Ten states—Arizona, Colorado, Idaho, Kansas, Michigan, Nevada, Oklahoma, Utah, Virginia, and Wyoming—have responded to Troxel by enacting statutes that define and protect parental rights by declaring that parents possess a fundamental liberty interest in the upbringing of their children, to be protected at all costs against state intervention. Although parental rights are protected by various parts of Texas law, the state could improve this protection and limit variability by including explicit language in statute that is consistent with United States and Texas Supreme Court precedent.
- Since 1923, the U.S. Supreme Court has declared the fundamental rights of parents and has applied strict scrutiny to state intrusions into the family.
- In 2000, the Court in Troxel v.
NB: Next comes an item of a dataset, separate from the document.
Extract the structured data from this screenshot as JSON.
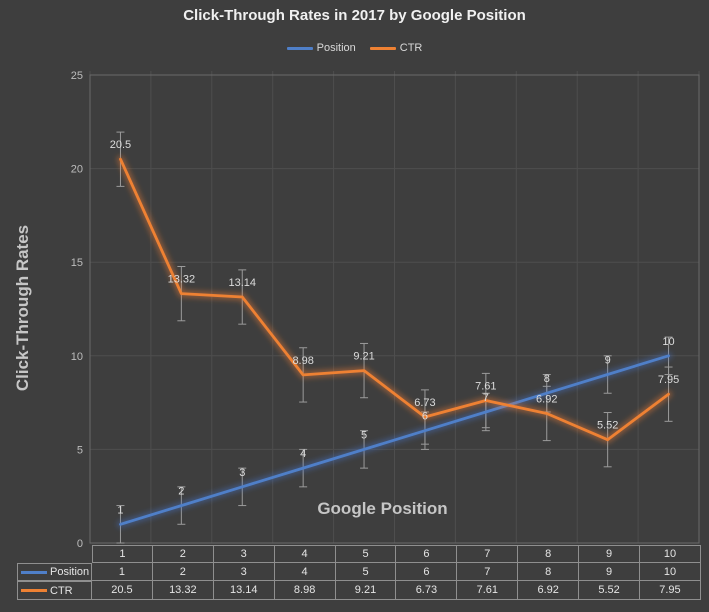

Granville applied a balancing test rather than strict scrutiny to third-party claims against parents for visitation.
- Since Troxel, 10 states have enacted legislation that defines and protects parental rights.
- In 2019, a Texas attorney general opinion confirmed that parents possess a fundamental liberty interest subject to strict scrutiny analysis.
- In 2020, the Supreme Court of Texas ruled in In Re C.J.C., Relator that it is a fit parent—not a court—who determines what is in his or her child’s best interests, and that the Constitution requires courts to apply the presumption that it is in the best interest of a child for custody to reside exclusively with a fit parent.
- Enact parental rights legislation which recognizes that parents have a fundamental liberty interest in the upbringing of their children, giving rise to a right to raise children as parents see fit.
- Adopt a legal presumption that parents act in the best interests of their children.
- Limit government intervention in the parent-child relationship to cases in which physical or emotional harm is imminent and state intervention is less detrimental than the status quo.
Family Privacy and Parental Rights as the Best Interests of Children by Brandon Logan, Texas Public Policy Foundation (Feb. 2018).
Letter to the Office of Texas Attorney General Ken Paxton Regarding Parental Rights by Andrew C. Brown, Texas Public Policy Foundation (Jan. 2019).
In Re C.H., 89 S.W.3d 17 (Tex. 2002).
Meyer v. State of Nebraska, 262 U.S. 390 (1923).
“Protecting Parental Rights at the State Level,” ParentalRights.Org (2020).
Parham v. J.R., 442 U.S. 584 (1979).
Pierce v. Society of Sisters, 268 U.S. 510 (1925).
Reno v. Flores, 507 U.S. 292 (1993).
Smith v. Organization of Foster Families for Equality & Reform, 431 U.S. 816 (1977).
Texas Attorney General Opinion KP-0241 (Tex. A.G. 2019).
Troxel v. Granville, 530 U.S. 57 (2000).
Wiley v. Spratlan, 543 S.W.2d 349 (1976).